The team--made up of Dr. Spencer Reid, Agents Derek Morgan, Jennifer Jareau, Emily Prentiss, David Rossi, and, most importantly, Aaron Hotchner--finally come to realize Megan and Andrew Kane are going to meet at a pricey hotel, for Andrew wants to manipulate his daughter into giving up the list of her clients.
She gives her father the phone assumed to hold the information, and he escapes moments before the agents storm the hotel room.
Megan sits on the balcony, an empty champagne glass beside her. Poison. Dying slowly, she begs Aaron to stay with her for her last minutes. She gives him the memory chip containing the names of clients from the phone she surrendered to her father.

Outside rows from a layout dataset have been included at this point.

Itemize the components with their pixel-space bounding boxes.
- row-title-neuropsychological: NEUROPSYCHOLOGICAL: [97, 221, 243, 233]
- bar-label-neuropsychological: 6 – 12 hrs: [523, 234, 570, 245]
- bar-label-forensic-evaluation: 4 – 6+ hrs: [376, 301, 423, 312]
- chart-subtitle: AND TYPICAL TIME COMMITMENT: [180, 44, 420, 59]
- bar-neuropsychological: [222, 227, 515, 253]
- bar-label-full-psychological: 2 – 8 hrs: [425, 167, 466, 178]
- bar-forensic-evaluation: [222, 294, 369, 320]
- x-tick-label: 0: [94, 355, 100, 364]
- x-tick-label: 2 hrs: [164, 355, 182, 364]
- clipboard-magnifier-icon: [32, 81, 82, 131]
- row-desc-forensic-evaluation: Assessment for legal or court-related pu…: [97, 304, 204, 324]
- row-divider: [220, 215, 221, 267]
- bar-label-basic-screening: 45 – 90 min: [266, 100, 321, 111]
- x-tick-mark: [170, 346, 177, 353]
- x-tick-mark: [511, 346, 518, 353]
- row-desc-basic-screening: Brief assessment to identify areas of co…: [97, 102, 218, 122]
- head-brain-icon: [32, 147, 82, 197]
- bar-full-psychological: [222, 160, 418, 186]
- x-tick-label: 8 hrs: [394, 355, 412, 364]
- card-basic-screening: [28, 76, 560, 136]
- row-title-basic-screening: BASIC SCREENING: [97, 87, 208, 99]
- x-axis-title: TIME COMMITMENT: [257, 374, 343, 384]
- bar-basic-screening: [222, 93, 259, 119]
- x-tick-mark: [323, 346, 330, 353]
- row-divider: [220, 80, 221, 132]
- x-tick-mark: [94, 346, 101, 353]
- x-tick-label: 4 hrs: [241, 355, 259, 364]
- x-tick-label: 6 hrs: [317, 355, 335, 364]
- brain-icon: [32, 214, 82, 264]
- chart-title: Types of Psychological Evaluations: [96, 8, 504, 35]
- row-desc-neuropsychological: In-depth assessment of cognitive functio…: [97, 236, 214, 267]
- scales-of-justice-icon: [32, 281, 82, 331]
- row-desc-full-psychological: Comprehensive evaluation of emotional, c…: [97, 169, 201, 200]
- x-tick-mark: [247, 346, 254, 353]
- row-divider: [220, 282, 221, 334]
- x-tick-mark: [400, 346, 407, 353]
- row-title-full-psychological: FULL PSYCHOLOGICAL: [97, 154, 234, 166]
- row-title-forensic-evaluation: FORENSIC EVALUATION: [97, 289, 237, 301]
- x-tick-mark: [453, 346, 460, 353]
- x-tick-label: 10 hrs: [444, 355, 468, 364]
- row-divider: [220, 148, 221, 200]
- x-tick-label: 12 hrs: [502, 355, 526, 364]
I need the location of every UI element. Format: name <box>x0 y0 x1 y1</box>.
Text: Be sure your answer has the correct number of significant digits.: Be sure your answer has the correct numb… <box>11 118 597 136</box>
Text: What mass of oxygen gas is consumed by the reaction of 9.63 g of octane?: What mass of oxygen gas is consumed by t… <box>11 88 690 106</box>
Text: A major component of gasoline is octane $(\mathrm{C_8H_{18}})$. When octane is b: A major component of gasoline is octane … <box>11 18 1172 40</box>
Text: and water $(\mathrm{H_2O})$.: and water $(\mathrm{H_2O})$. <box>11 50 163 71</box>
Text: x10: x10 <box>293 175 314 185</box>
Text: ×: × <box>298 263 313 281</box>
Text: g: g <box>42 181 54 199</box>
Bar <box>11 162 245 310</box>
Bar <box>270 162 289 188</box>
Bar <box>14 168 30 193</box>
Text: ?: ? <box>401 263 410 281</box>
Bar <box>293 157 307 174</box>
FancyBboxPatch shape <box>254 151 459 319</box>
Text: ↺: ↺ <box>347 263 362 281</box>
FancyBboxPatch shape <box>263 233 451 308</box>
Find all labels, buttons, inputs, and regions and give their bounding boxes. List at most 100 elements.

She asks him to reveal the immoral men's names to the public. Her objective is unveiled. She was a little girl left abandoned, and what she became is at the fault of not her but her father.
The viewer, at such a point, is overcome inevitably with pity and sympathy. The kills were not to be justified, of course, but the mental damage inflicted upon Megan due to the deprivation of true family and warmth do make one watching sad for her.
"You're the first man I've ever met that didn't let me down," Megan says to Hotch with her last breath.
And even with the unspeakable crimes she's committed, a melancholy sigh escapes the viewer when her eyes close for good.